Remembering Savannah’s Korean War heroes
Seventy years ago on July 27, 1950, Dog Company, 10th Infantry Battalion, United States Marine Corps Reserve, was ordered to report for federal service. On Aug. 28, 182 men left Savannah to serve this country during the Korean War. The youngest was 16; the oldest was 33. Of those 182 men, 48 had served in the Marines before and 12 more in one of the other services, most of them during World War II.
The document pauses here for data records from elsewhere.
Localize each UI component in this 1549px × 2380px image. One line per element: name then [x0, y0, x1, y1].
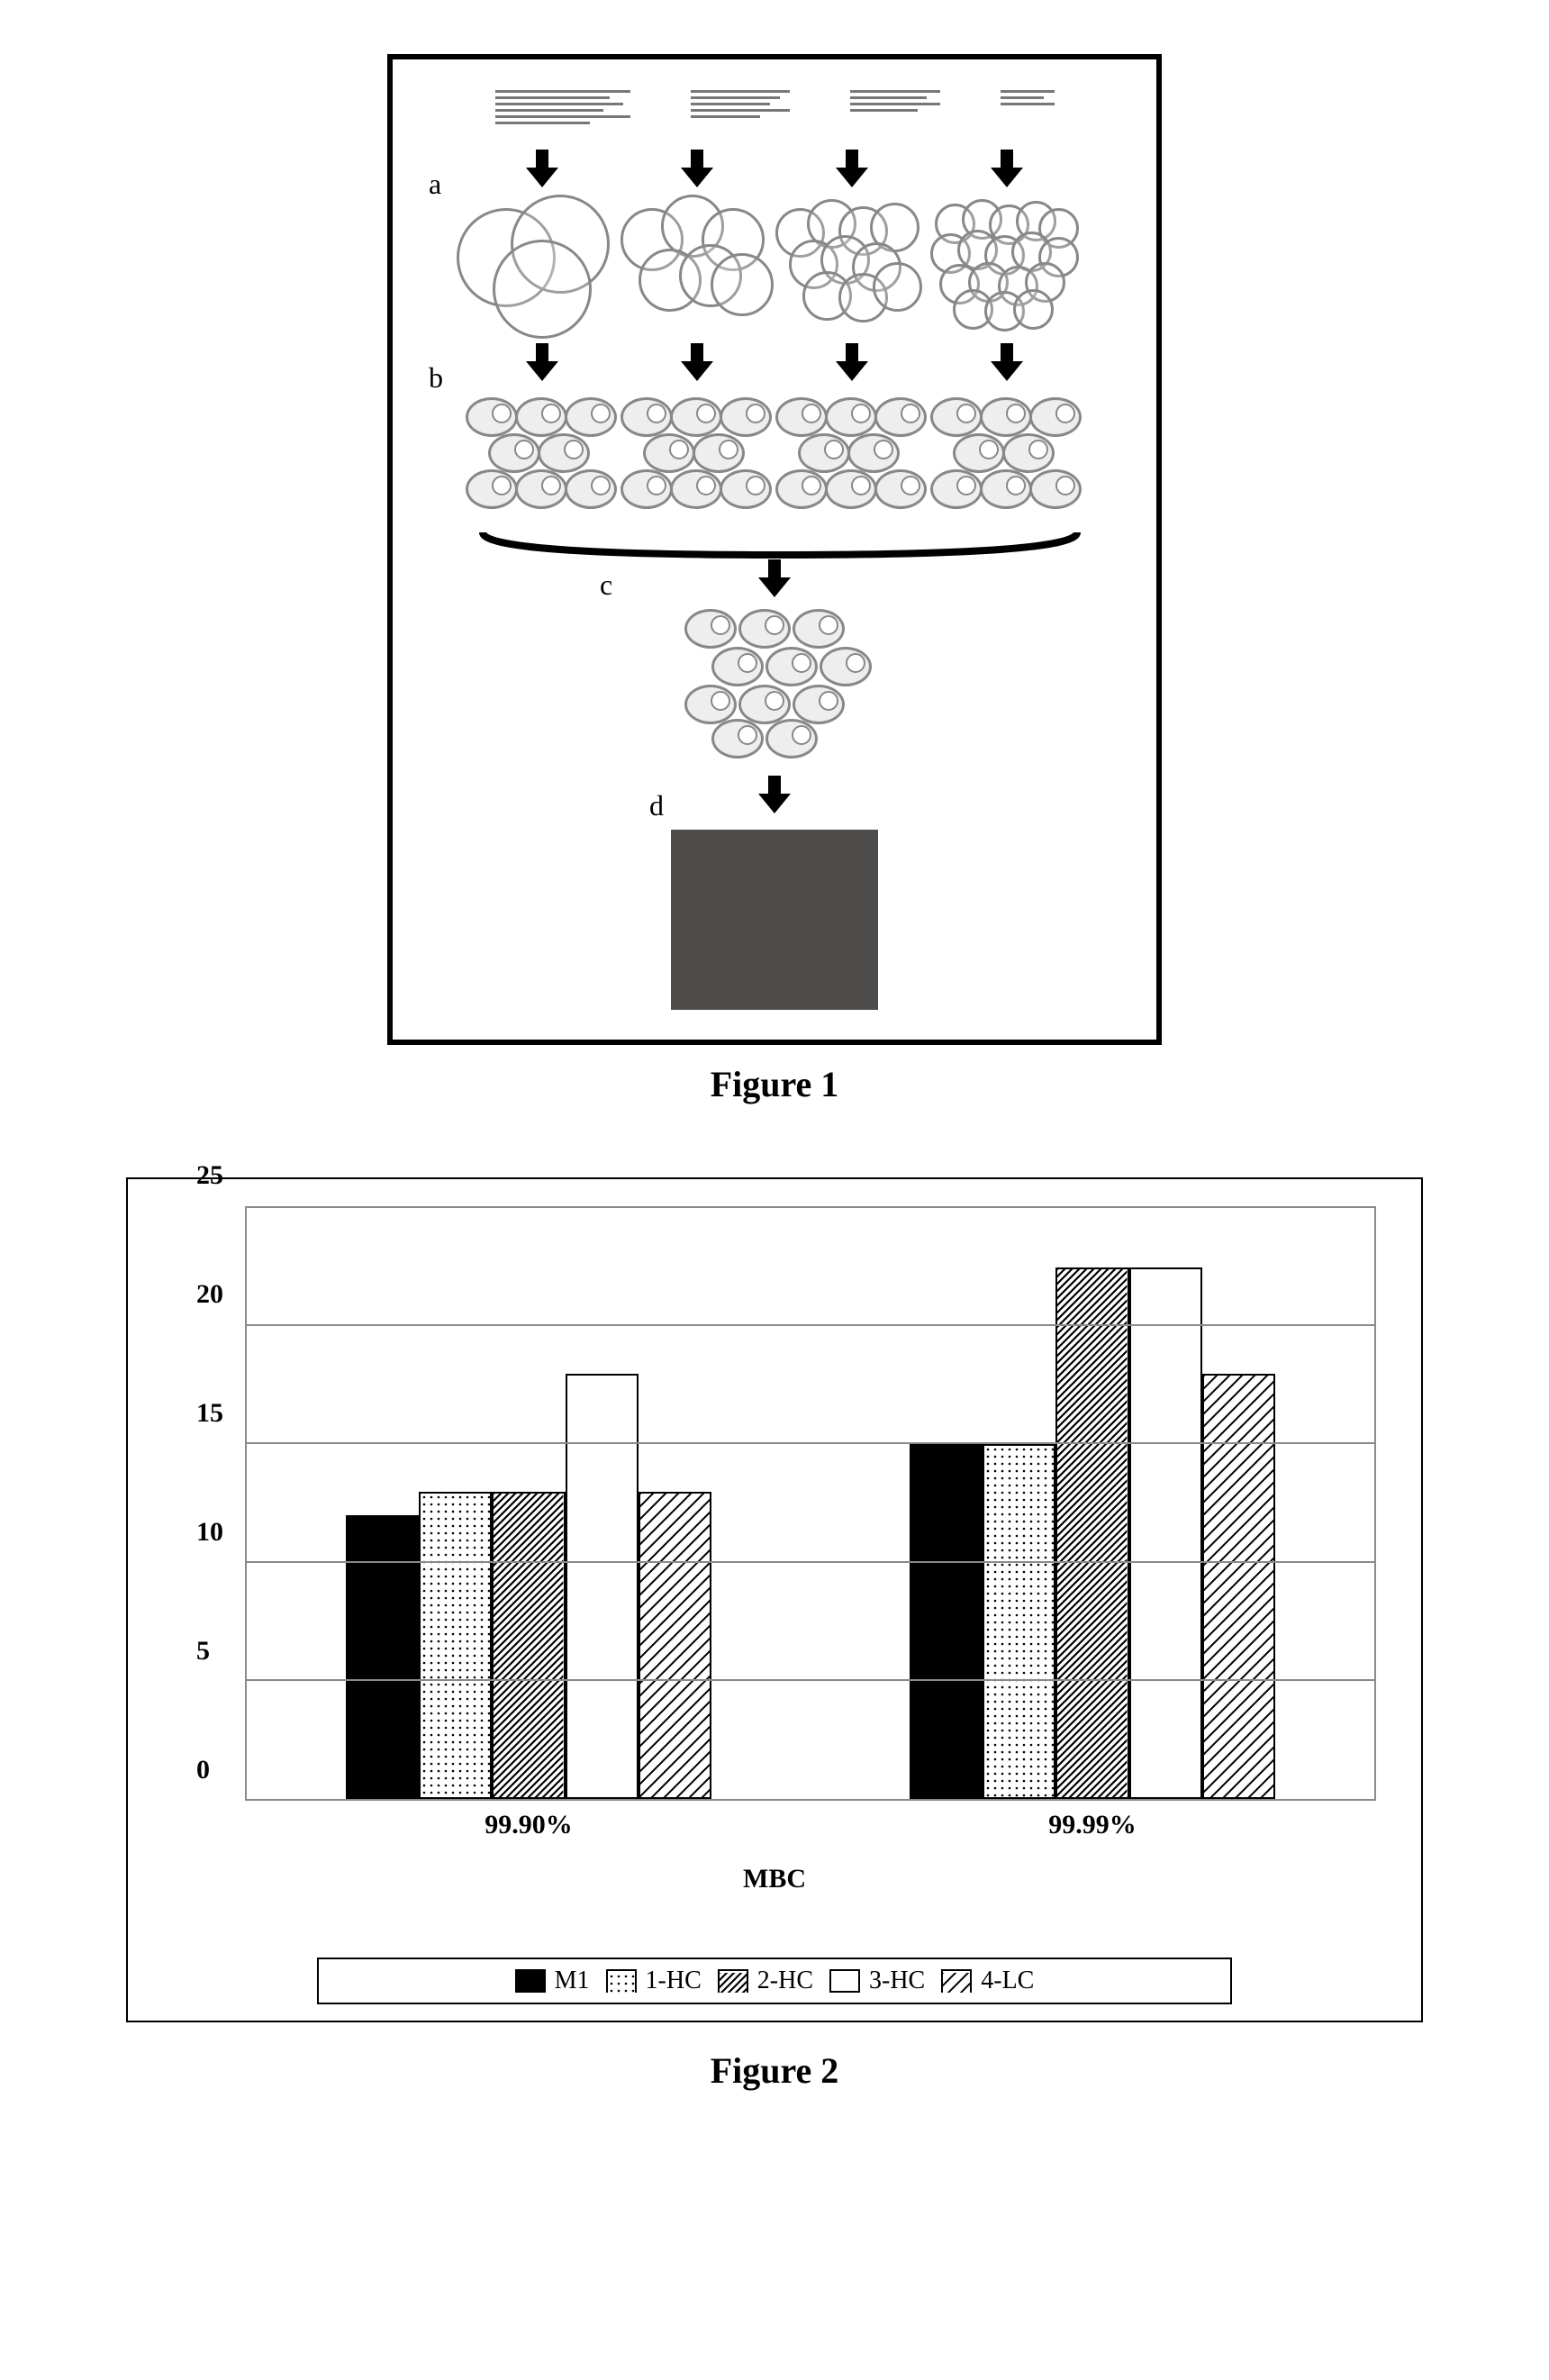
legend-swatch	[606, 1969, 637, 1993]
legend-item-M1: M1	[515, 1967, 590, 1995]
legend-item-2-HC: 2-HC	[718, 1967, 813, 1995]
bar-3-HC	[1129, 1267, 1202, 1799]
fig1-output-block	[671, 830, 878, 1010]
grid-line	[247, 1679, 1374, 1681]
fig1-ovalgrid-row	[393, 397, 1156, 523]
bar-3-HC	[566, 1374, 639, 1799]
fig1-label-d: d	[649, 789, 664, 822]
legend-label: 2-HC	[757, 1967, 813, 1995]
fig1-row-a	[393, 86, 1156, 132]
fig1-arrow-c	[761, 559, 788, 599]
y-tick-label: 20	[196, 1279, 223, 1310]
grid-line	[247, 1324, 1374, 1326]
figure-1: a	[126, 54, 1423, 1105]
fig1-arrow-d	[761, 776, 788, 815]
legend-swatch	[829, 1969, 860, 1993]
bar-1-HC	[983, 1444, 1055, 1799]
fig1-arrows-b	[393, 343, 1156, 383]
bar-2-HC	[1055, 1267, 1128, 1799]
y-tick-label: 15	[196, 1398, 223, 1429]
legend-swatch	[515, 1969, 546, 1993]
legend-label: 4-LC	[981, 1967, 1034, 1995]
grid-line	[247, 1561, 1374, 1563]
figure-1-caption: Figure 1	[711, 1063, 839, 1105]
bar-4-LC	[1202, 1374, 1275, 1799]
x-axis-label: MBC	[155, 1864, 1394, 1894]
y-tick-label: 10	[196, 1517, 223, 1548]
y-tick-label: 0	[196, 1755, 210, 1785]
fig1-arrows-a	[393, 150, 1156, 189]
fig1-cluster-row	[393, 199, 1156, 330]
legend-label: 3-HC	[869, 1967, 925, 1995]
legend-item-1-HC: 1-HC	[606, 1967, 702, 1995]
figure-2: Ethanol (% v/v) 99.90%99.99% 0510152025 …	[126, 1177, 1423, 2092]
legend-label: M1	[555, 1967, 590, 1995]
fig1-merged-ovalgrid	[684, 609, 865, 753]
x-category-label: 99.90%	[485, 1810, 573, 1840]
y-tick-label: 25	[196, 1160, 223, 1191]
x-category-label: 99.99%	[1048, 1810, 1137, 1840]
fig1-label-c: c	[600, 568, 612, 602]
figure-2-chart: Ethanol (% v/v) 99.90%99.99% 0510152025 …	[126, 1177, 1423, 2022]
figure-1-diagram: a	[387, 54, 1162, 1045]
legend-swatch	[941, 1969, 972, 1993]
bar-4-LC	[639, 1492, 711, 1799]
bar-M1	[346, 1515, 419, 1799]
chart-legend: M1 1-HC 2-HC 3-HC 4-LC	[317, 1958, 1232, 2004]
bar-2-HC	[492, 1492, 565, 1799]
grid-line	[247, 1442, 1374, 1444]
bar-1-HC	[419, 1492, 492, 1799]
legend-item-3-HC: 3-HC	[829, 1967, 925, 1995]
legend-label: 1-HC	[646, 1967, 702, 1995]
legend-swatch	[718, 1969, 748, 1993]
y-tick-label: 5	[196, 1636, 210, 1667]
bar-M1	[910, 1444, 983, 1799]
legend-item-4-LC: 4-LC	[941, 1967, 1034, 1995]
chart-plot-area: Ethanol (% v/v) 99.90%99.99% 0510152025	[245, 1206, 1376, 1801]
figure-2-caption: Figure 2	[711, 2049, 839, 2092]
Over a hundred would serve overseas, some getting to Korea in time to join the 15,000 Marines who would be abandoned in the frozen hell of North Korea where the temperature ranged from 10 degrees below zero in the daytime to 40 below at night, not including the wind chill.
USMC Photo A 5372
The 15,000 Marines and a handful of other American soldiers would be surrounded by 150,000 of China’s best troops. We walked with giants and saw ordinary men do extraordinary things. It was a great time to be young, American and a Marine.
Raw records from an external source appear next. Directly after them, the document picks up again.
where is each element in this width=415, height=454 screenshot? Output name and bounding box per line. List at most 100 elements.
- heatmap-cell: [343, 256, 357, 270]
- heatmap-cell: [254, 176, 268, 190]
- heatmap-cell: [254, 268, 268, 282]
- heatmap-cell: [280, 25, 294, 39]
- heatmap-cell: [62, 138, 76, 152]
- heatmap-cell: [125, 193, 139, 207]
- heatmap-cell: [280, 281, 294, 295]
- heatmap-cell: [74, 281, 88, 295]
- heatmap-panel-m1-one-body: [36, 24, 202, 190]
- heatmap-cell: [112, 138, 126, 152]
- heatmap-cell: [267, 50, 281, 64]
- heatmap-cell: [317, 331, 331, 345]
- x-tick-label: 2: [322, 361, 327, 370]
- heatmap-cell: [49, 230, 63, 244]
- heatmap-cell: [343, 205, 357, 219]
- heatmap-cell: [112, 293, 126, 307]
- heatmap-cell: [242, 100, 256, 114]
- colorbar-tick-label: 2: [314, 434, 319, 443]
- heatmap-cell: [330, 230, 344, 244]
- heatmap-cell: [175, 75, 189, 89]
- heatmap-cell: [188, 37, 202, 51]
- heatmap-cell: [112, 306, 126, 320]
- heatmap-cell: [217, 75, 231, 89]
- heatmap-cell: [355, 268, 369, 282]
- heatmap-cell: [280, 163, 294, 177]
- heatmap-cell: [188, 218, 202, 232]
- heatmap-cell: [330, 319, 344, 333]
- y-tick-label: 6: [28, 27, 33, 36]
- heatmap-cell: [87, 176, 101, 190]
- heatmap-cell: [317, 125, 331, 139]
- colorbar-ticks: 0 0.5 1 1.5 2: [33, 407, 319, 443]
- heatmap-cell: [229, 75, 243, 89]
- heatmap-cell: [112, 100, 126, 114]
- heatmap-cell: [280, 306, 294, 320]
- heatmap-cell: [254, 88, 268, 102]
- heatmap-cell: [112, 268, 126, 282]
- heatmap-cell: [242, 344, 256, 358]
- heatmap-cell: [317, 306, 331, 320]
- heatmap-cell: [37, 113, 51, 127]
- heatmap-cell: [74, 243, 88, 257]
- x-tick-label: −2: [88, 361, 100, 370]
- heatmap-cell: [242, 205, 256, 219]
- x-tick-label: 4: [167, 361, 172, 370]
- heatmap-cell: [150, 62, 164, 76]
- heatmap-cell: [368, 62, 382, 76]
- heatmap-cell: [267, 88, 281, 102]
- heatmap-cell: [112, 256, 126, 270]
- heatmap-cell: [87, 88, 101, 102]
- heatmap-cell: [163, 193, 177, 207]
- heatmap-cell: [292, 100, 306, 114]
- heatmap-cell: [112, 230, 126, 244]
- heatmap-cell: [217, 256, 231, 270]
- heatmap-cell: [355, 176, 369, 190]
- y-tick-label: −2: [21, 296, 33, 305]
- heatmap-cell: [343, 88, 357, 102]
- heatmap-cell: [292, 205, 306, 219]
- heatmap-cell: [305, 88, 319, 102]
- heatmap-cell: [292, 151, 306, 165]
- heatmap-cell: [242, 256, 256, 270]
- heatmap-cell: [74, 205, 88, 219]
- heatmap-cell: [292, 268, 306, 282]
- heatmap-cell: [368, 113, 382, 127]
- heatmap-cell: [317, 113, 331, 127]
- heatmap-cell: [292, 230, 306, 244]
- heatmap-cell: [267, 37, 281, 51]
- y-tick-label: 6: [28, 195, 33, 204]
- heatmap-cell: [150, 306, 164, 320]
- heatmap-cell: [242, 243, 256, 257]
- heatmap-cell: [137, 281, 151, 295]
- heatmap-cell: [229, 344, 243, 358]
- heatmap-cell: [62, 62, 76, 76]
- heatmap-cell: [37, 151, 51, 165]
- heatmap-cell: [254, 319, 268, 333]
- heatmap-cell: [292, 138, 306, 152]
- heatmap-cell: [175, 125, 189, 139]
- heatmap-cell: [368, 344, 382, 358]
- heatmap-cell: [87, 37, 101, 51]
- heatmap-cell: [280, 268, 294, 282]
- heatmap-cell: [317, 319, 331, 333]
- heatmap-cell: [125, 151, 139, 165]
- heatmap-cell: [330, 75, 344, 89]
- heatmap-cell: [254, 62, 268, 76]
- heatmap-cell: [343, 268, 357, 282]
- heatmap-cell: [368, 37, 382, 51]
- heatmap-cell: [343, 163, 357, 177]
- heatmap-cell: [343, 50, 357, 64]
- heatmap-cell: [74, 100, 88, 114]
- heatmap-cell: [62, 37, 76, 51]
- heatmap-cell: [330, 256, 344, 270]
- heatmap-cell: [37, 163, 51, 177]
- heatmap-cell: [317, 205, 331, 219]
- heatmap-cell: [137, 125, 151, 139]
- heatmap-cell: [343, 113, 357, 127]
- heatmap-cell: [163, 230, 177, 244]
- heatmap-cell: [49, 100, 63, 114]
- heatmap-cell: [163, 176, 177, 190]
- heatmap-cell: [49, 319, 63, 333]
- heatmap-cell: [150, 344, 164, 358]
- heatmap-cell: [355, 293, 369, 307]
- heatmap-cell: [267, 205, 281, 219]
The Marines would suffer 4,418 battle casualties and there were 7,313 non-battle casualties, most of those were frostbite. Many of the frostbite cases and the wounded never left the lines or returned after being treated. Truck drivers became riflemen and wounded riflemen became truck drivers. Cooks manned mortars, and there were no clerks. The Marines inflicted 37,500 casualties on the enemy. The number who died or suffered from the cold is unknown, but three of their divisions were never heard from again after the Chosin Campaign.
Photo by Sgt Frank C. Kerr; National Archives photos (USMC) 127-N-A5358
In 2020, the name of the Savannah Marine Corps Detachment 564 was forever and permanently changed to Dog Company Detachment 564 in honor of those Savannah Dog Company Marines who fought in the Korean War and chartered The Savannah MCL.